Daniel Gilbert is the Harvard College Professor of Psychology at Harvard University. His research with Tim Wilson on "affective forecasting" investigates how and how well people can make predictions about the emotional impact of future events.
Dan has won numerous awards for his teaching and research—from the Guggenheim Fellowship to the American Psychological Association's Distinguished Scientific Award for an Early Career Contribution to Psychology. However, he says that his greatest accomplishment is that he appears just before Dizzy Gillespie on the list of Most Famous High School Dropouts.
Dan's research has been covered by The New York Times Magazine, Forbes, Money, CNN, U.S. News & World Report, The New Yorker, Scientific American, Oprah Magazine, Psychology Today, and many others.

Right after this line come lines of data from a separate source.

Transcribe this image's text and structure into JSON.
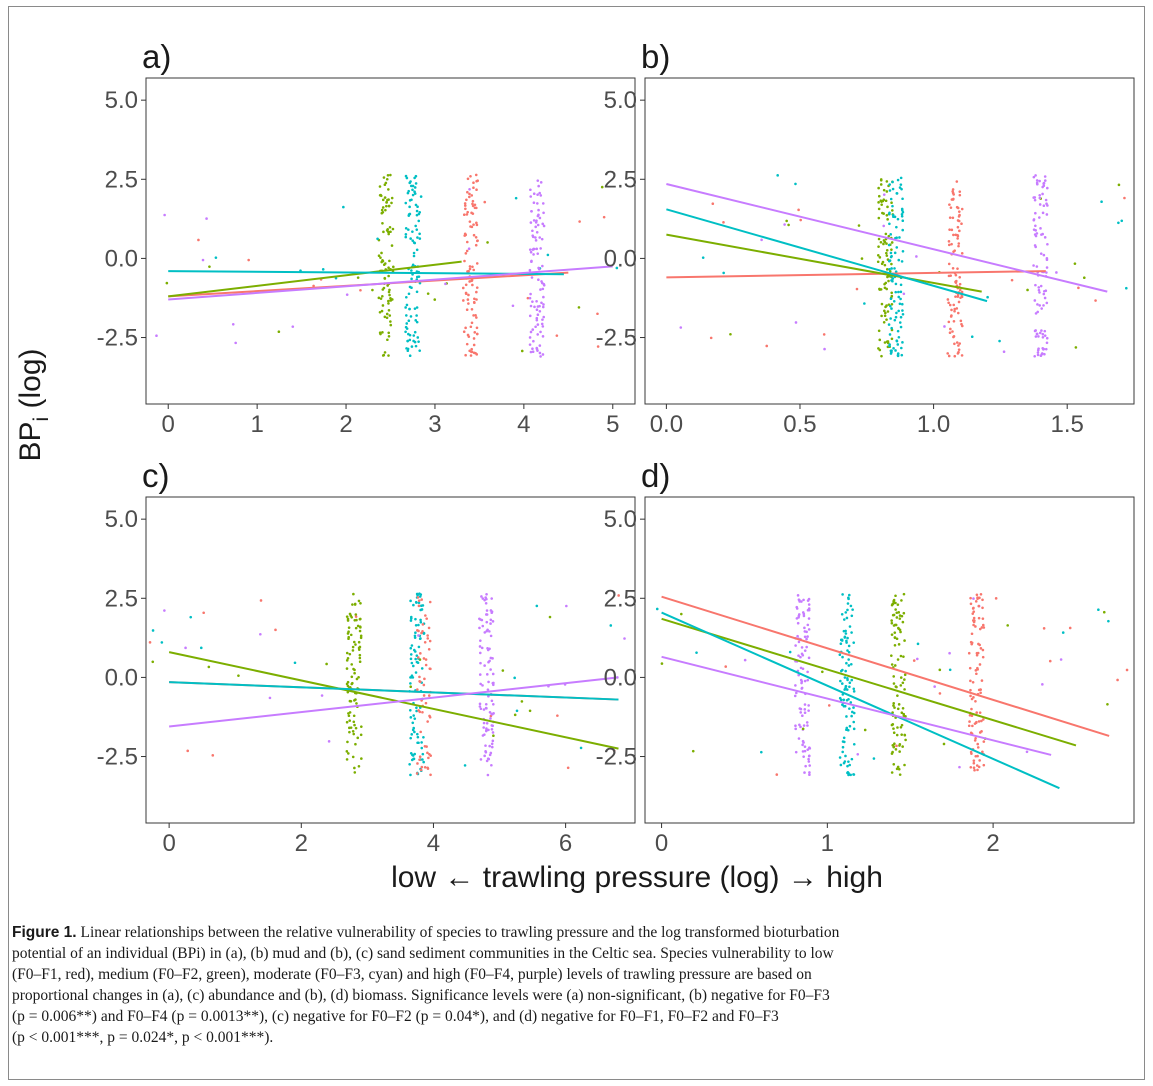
{
  "figure": {
    "ylabel_main": "BP",
    "ylabel_sub": "i",
    "ylabel_tail": " (log)",
    "xlabel": "low ← trawling pressure (log) → high"
  },
  "caption": {
    "label": "Figure 1.",
    "lines": [
      " Linear relationships between the relative vulnerability of species to trawling pressure and the log transformed bioturbation",
      "potential of an individual (BPi) in (a), (b) mud and (b), (c) sand sediment communities in the Celtic sea. Species vulnerability to low",
      "(F0–F1, red), medium (F0–F2, green), moderate (F0–F3, cyan) and high (F0–F4, purple) levels of trawling pressure are based on",
      "proportional changes in (a), (c) abundance and (b), (d) biomass. Significance levels were (a) non-significant, (b) negative for F0–F3",
      "(p = 0.006**) and F0–F4 (p = 0.0013**), (c) negative for F0–F2 (p = 0.04*), and (d) negative for F0–F1, F0–F2 and F0–F3",
      "(p < 0.001***, p = 0.024*, p < 0.001***)."
    ]
  },
  "colors": {
    "F0-F1": "#F8766D",
    "F0-F2": "#7CAE00",
    "F0-F3": "#00BFC4",
    "F0-F4": "#C77CFF"
  },
  "chart_data": [
    {
      "type": "scatter",
      "panel": "a)",
      "xticks": [
        0,
        1,
        2,
        3,
        4,
        5
      ],
      "xticklabels": [
        "0",
        "1",
        "2",
        "3",
        "4",
        "5"
      ],
      "yticks": [
        5.0,
        2.5,
        0.0,
        -2.5
      ],
      "yticklabels": [
        "5.0",
        "2.5",
        "0.0",
        "-2.5"
      ],
      "xlim": [
        -0.25,
        5.25
      ],
      "ylim": [
        -4.6,
        5.7
      ],
      "clusters": [
        {
          "group": "F0-F2",
          "x": 2.45,
          "n": 95
        },
        {
          "group": "F0-F3",
          "x": 2.75,
          "n": 100
        },
        {
          "group": "F0-F1",
          "x": 3.4,
          "n": 100
        },
        {
          "group": "F0-F4",
          "x": 4.15,
          "n": 100
        }
      ],
      "lines": [
        {
          "group": "F0-F1",
          "x": [
            0.0,
            4.5
          ],
          "y": [
            -1.2,
            -0.45
          ]
        },
        {
          "group": "F0-F2",
          "x": [
            0.0,
            3.3
          ],
          "y": [
            -1.2,
            -0.1
          ]
        },
        {
          "group": "F0-F3",
          "x": [
            0.0,
            4.45
          ],
          "y": [
            -0.4,
            -0.5
          ]
        },
        {
          "group": "F0-F4",
          "x": [
            0.0,
            5.0
          ],
          "y": [
            -1.3,
            -0.25
          ]
        }
      ]
    },
    {
      "type": "scatter",
      "panel": "b)",
      "xticks": [
        0.0,
        0.5,
        1.0,
        1.5
      ],
      "xticklabels": [
        "0.0",
        "0.5",
        "1.0",
        "1.5"
      ],
      "yticks": [
        5.0,
        2.5,
        0.0,
        -2.5
      ],
      "yticklabels": [
        "5.0",
        "2.5",
        "0.0",
        "-2.5"
      ],
      "xlim": [
        -0.08,
        1.75
      ],
      "ylim": [
        -4.6,
        5.7
      ],
      "clusters": [
        {
          "group": "F0-F2",
          "x": 0.82,
          "n": 95
        },
        {
          "group": "F0-F3",
          "x": 0.86,
          "n": 100
        },
        {
          "group": "F0-F1",
          "x": 1.08,
          "n": 100
        },
        {
          "group": "F0-F4",
          "x": 1.4,
          "n": 100
        }
      ],
      "lines": [
        {
          "group": "F0-F1",
          "x": [
            0.0,
            1.42
          ],
          "y": [
            -0.6,
            -0.4
          ]
        },
        {
          "group": "F0-F2",
          "x": [
            0.0,
            1.18
          ],
          "y": [
            0.75,
            -1.05
          ]
        },
        {
          "group": "F0-F3",
          "x": [
            0.0,
            1.2
          ],
          "y": [
            1.55,
            -1.35
          ]
        },
        {
          "group": "F0-F4",
          "x": [
            0.0,
            1.65
          ],
          "y": [
            2.35,
            -1.05
          ]
        }
      ]
    },
    {
      "type": "scatter",
      "panel": "c)",
      "xticks": [
        0,
        2,
        4,
        6
      ],
      "xticklabels": [
        "0",
        "2",
        "4",
        "6"
      ],
      "yticks": [
        5.0,
        2.5,
        0.0,
        -2.5
      ],
      "yticklabels": [
        "5.0",
        "2.5",
        "0.0",
        "-2.5"
      ],
      "xlim": [
        -0.35,
        7.05
      ],
      "ylim": [
        -4.6,
        5.7
      ],
      "clusters": [
        {
          "group": "F0-F2",
          "x": 2.8,
          "n": 100
        },
        {
          "group": "F0-F3",
          "x": 3.75,
          "n": 95
        },
        {
          "group": "F0-F1",
          "x": 3.85,
          "n": 60
        },
        {
          "group": "F0-F4",
          "x": 4.8,
          "n": 100
        }
      ],
      "lines": [
        {
          "group": "F0-F1",
          "x": [
            0.0,
            6.8
          ],
          "y": [
            -0.15,
            -0.7
          ]
        },
        {
          "group": "F0-F2",
          "x": [
            0.0,
            6.8
          ],
          "y": [
            0.8,
            -2.25
          ]
        },
        {
          "group": "F0-F3",
          "x": [
            0.0,
            6.8
          ],
          "y": [
            -0.15,
            -0.7
          ]
        },
        {
          "group": "F0-F4",
          "x": [
            0.0,
            6.8
          ],
          "y": [
            -1.55,
            0.0
          ]
        }
      ]
    },
    {
      "type": "scatter",
      "panel": "d)",
      "xticks": [
        0,
        1,
        2
      ],
      "xticklabels": [
        "0",
        "1",
        "2"
      ],
      "yticks": [
        5.0,
        2.5,
        0.0,
        -2.5
      ],
      "yticklabels": [
        "5.0",
        "2.5",
        "0.0",
        "-2.5"
      ],
      "xlim": [
        -0.1,
        2.85
      ],
      "ylim": [
        -4.6,
        5.7
      ],
      "clusters": [
        {
          "group": "F0-F4",
          "x": 0.85,
          "n": 100
        },
        {
          "group": "F0-F3",
          "x": 1.12,
          "n": 100
        },
        {
          "group": "F0-F2",
          "x": 1.43,
          "n": 100
        },
        {
          "group": "F0-F1",
          "x": 1.9,
          "n": 100
        }
      ],
      "lines": [
        {
          "group": "F0-F1",
          "x": [
            0.0,
            2.7
          ],
          "y": [
            2.55,
            -1.85
          ]
        },
        {
          "group": "F0-F2",
          "x": [
            0.0,
            2.5
          ],
          "y": [
            1.85,
            -2.15
          ]
        },
        {
          "group": "F0-F3",
          "x": [
            0.0,
            2.4
          ],
          "y": [
            2.05,
            -3.5
          ]
        },
        {
          "group": "F0-F4",
          "x": [
            0.0,
            2.35
          ],
          "y": [
            0.65,
            -2.45
          ]
        }
      ]
    }
  ]
}
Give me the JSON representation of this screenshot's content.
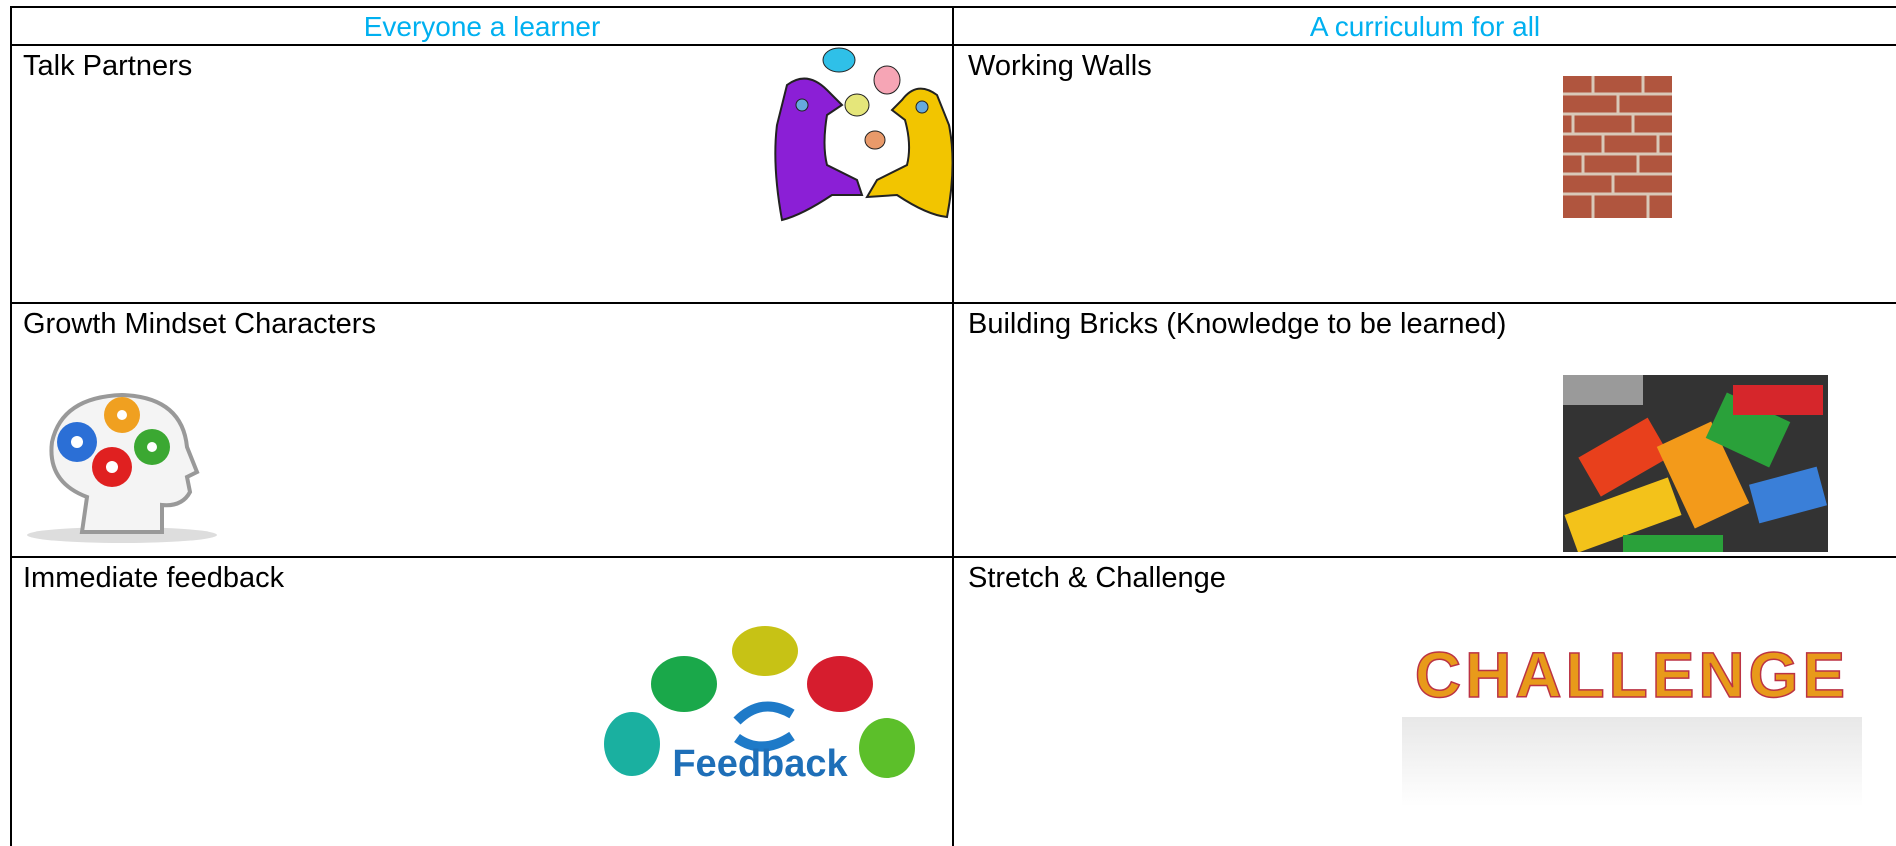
{
  "table": {
    "header": [
      "Everyone a learner",
      "A curriculum for all"
    ],
    "rows": [
      [
        {
          "text": "Talk Partners"
        },
        {
          "text": "Working Walls"
        }
      ],
      [
        {
          "text": "Growth Mindset Characters"
        },
        {
          "text": "Building Bricks (Knowledge to be learned)"
        }
      ],
      [
        {
          "text": "Immediate feedback",
          "image_text": "Feedback"
        },
        {
          "text": "Stretch & Challenge",
          "image_text": "CHALLENGE"
        }
      ]
    ]
  }
}
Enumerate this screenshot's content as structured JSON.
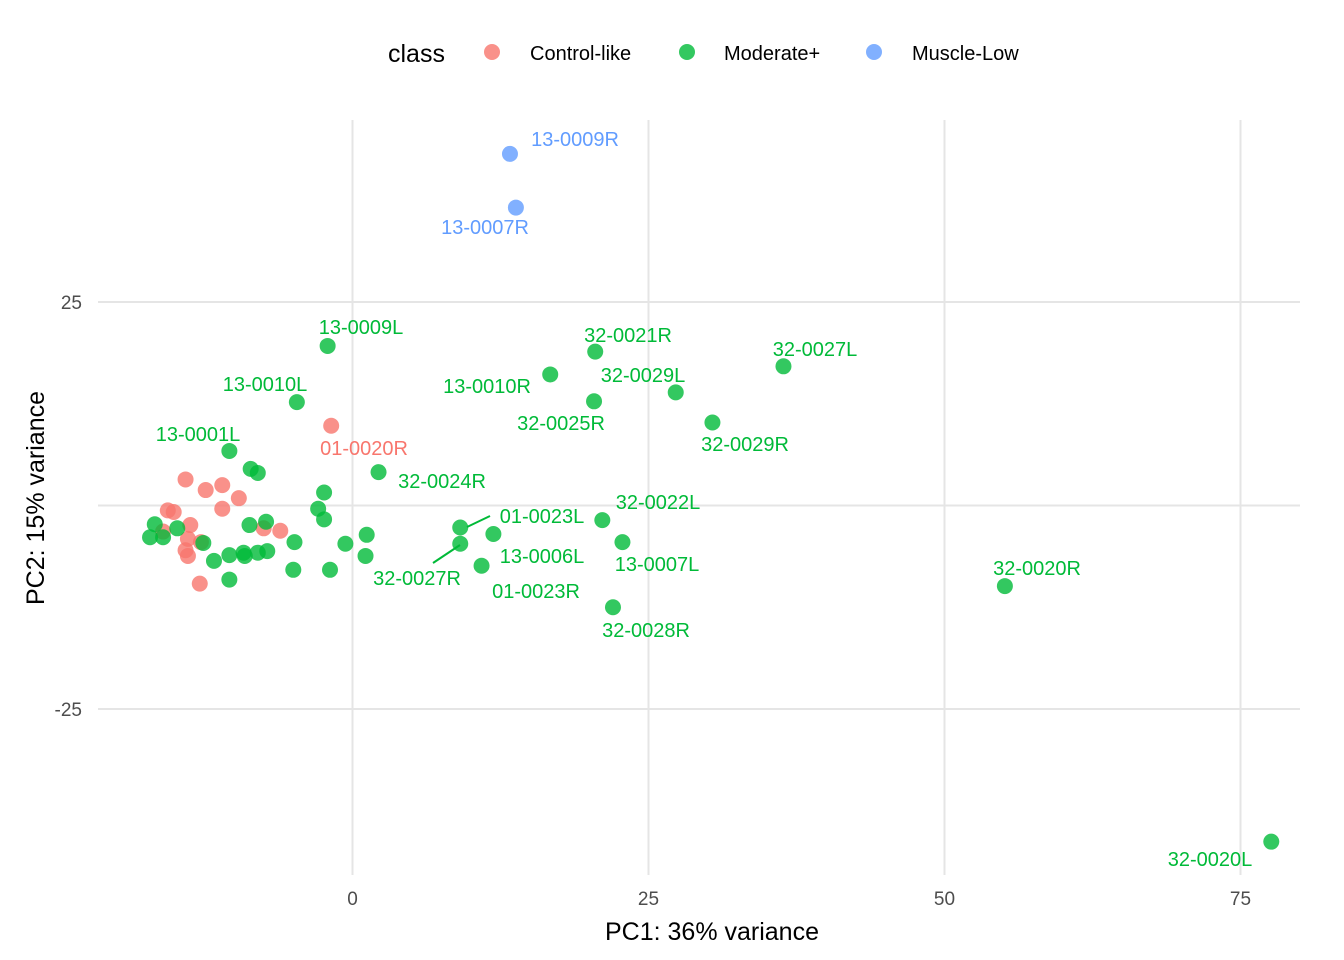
{
  "chart_data": {
    "type": "scatter",
    "xlabel": "PC1: 36% variance",
    "ylabel": "PC2: 15% variance",
    "xlim": [
      -18.5,
      80
    ],
    "ylim": [
      -46.5,
      47.5
    ],
    "x_ticks": [
      0,
      25,
      50,
      75
    ],
    "y_ticks": [
      -25,
      25
    ],
    "grid": true,
    "legend": {
      "title": "class",
      "position": "top",
      "entries": [
        {
          "name": "Control-like",
          "color": "#F8766D"
        },
        {
          "name": "Moderate+",
          "color": "#00BA38"
        },
        {
          "name": "Muscle-Low",
          "color": "#619CFF"
        }
      ]
    },
    "series": [
      {
        "name": "Control-like",
        "color": "#F8766D",
        "points": [
          {
            "x": -1.8,
            "y": 9.8,
            "label": "01-0020R"
          },
          {
            "x": -14.1,
            "y": 3.2
          },
          {
            "x": -12.4,
            "y": 1.9
          },
          {
            "x": -11.0,
            "y": 2.5
          },
          {
            "x": -9.6,
            "y": 0.9
          },
          {
            "x": -11.0,
            "y": -0.4
          },
          {
            "x": -15.6,
            "y": -0.6
          },
          {
            "x": -15.1,
            "y": -0.8
          },
          {
            "x": -13.7,
            "y": -2.4
          },
          {
            "x": -16.0,
            "y": -3.2
          },
          {
            "x": -13.9,
            "y": -4.1
          },
          {
            "x": -12.8,
            "y": -4.5
          },
          {
            "x": -14.1,
            "y": -5.5
          },
          {
            "x": -13.9,
            "y": -6.2
          },
          {
            "x": -7.5,
            "y": -2.8
          },
          {
            "x": -6.1,
            "y": -3.1
          },
          {
            "x": -12.9,
            "y": -9.6
          }
        ]
      },
      {
        "name": "Moderate+",
        "color": "#00BA38",
        "points": [
          {
            "x": -2.1,
            "y": 19.6,
            "label": "13-0009L"
          },
          {
            "x": -4.7,
            "y": 12.7,
            "label": "13-0010L"
          },
          {
            "x": -10.4,
            "y": 6.7,
            "label": "13-0001L"
          },
          {
            "x": 2.2,
            "y": 4.1,
            "label": "32-0024R"
          },
          {
            "x": 16.7,
            "y": 16.1,
            "label": "13-0010R"
          },
          {
            "x": 20.5,
            "y": 18.9,
            "label": "32-0021R"
          },
          {
            "x": 20.4,
            "y": 12.8,
            "label": "32-0025R"
          },
          {
            "x": 27.3,
            "y": 13.9,
            "label": "32-0029L"
          },
          {
            "x": 30.4,
            "y": 10.2,
            "label": "32-0029R"
          },
          {
            "x": 36.4,
            "y": 17.1,
            "label": "32-0027L"
          },
          {
            "x": 9.1,
            "y": -2.7,
            "label": "01-0023L"
          },
          {
            "x": 9.1,
            "y": -4.7,
            "label": "32-0027R"
          },
          {
            "x": 11.9,
            "y": -3.5,
            "label": "13-0006L"
          },
          {
            "x": 10.9,
            "y": -7.4,
            "label": "01-0023R"
          },
          {
            "x": 21.1,
            "y": -1.8,
            "label": "32-0022L"
          },
          {
            "x": 22.8,
            "y": -4.5,
            "label": "13-0007L"
          },
          {
            "x": 22.0,
            "y": -12.5,
            "label": "32-0028R"
          },
          {
            "x": 55.1,
            "y": -9.9,
            "label": "32-0020R"
          },
          {
            "x": 77.6,
            "y": -41.3,
            "label": "32-0020L"
          },
          {
            "x": -8.6,
            "y": 4.5
          },
          {
            "x": -8.0,
            "y": 4.0
          },
          {
            "x": -2.4,
            "y": 1.6
          },
          {
            "x": -2.9,
            "y": -0.4
          },
          {
            "x": -2.4,
            "y": -1.7
          },
          {
            "x": 1.2,
            "y": -3.6
          },
          {
            "x": -0.6,
            "y": -4.7
          },
          {
            "x": 1.1,
            "y": -6.2
          },
          {
            "x": -1.9,
            "y": -7.9
          },
          {
            "x": -4.9,
            "y": -4.5
          },
          {
            "x": -5.0,
            "y": -7.9
          },
          {
            "x": -7.3,
            "y": -2.0
          },
          {
            "x": -8.7,
            "y": -2.4
          },
          {
            "x": -7.2,
            "y": -5.6
          },
          {
            "x": -8.0,
            "y": -5.8
          },
          {
            "x": -9.2,
            "y": -5.8
          },
          {
            "x": -10.4,
            "y": -6.1
          },
          {
            "x": -9.1,
            "y": -6.2
          },
          {
            "x": -11.7,
            "y": -6.8
          },
          {
            "x": -10.4,
            "y": -9.1
          },
          {
            "x": -12.6,
            "y": -4.6
          },
          {
            "x": -14.8,
            "y": -2.8
          },
          {
            "x": -16.7,
            "y": -2.3
          },
          {
            "x": -16.0,
            "y": -3.9
          },
          {
            "x": -17.1,
            "y": -3.9
          }
        ]
      },
      {
        "name": "Muscle-Low",
        "color": "#619CFF",
        "points": [
          {
            "x": 13.3,
            "y": 43.2,
            "label": "13-0009R"
          },
          {
            "x": 13.8,
            "y": 36.6,
            "label": "13-0007R"
          }
        ]
      }
    ]
  }
}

Question: What is your question?
Dan Gilbert: People ask me what I’ve learned from studying how people think about the future. And one of the things I learned is that the best way to know whether you’ll want to do something in the future is to ask yourself whether you want to do it today. But the same is true for paying costs. Right now we are a society that is experiencing many benefits and pushing the costs for those benefits off into the future. We should ask ourselves every time we experience a benefit if we would be willing to pay the cost if we had to pay it today. And I think the answer – in human terms, and in environmental terms – is often “no”. We feel free to do things today because we don’t have to think about their consequences until tomorrow. The question we should always be asking ourselves is, “Would I do this if I had to pay for it now?”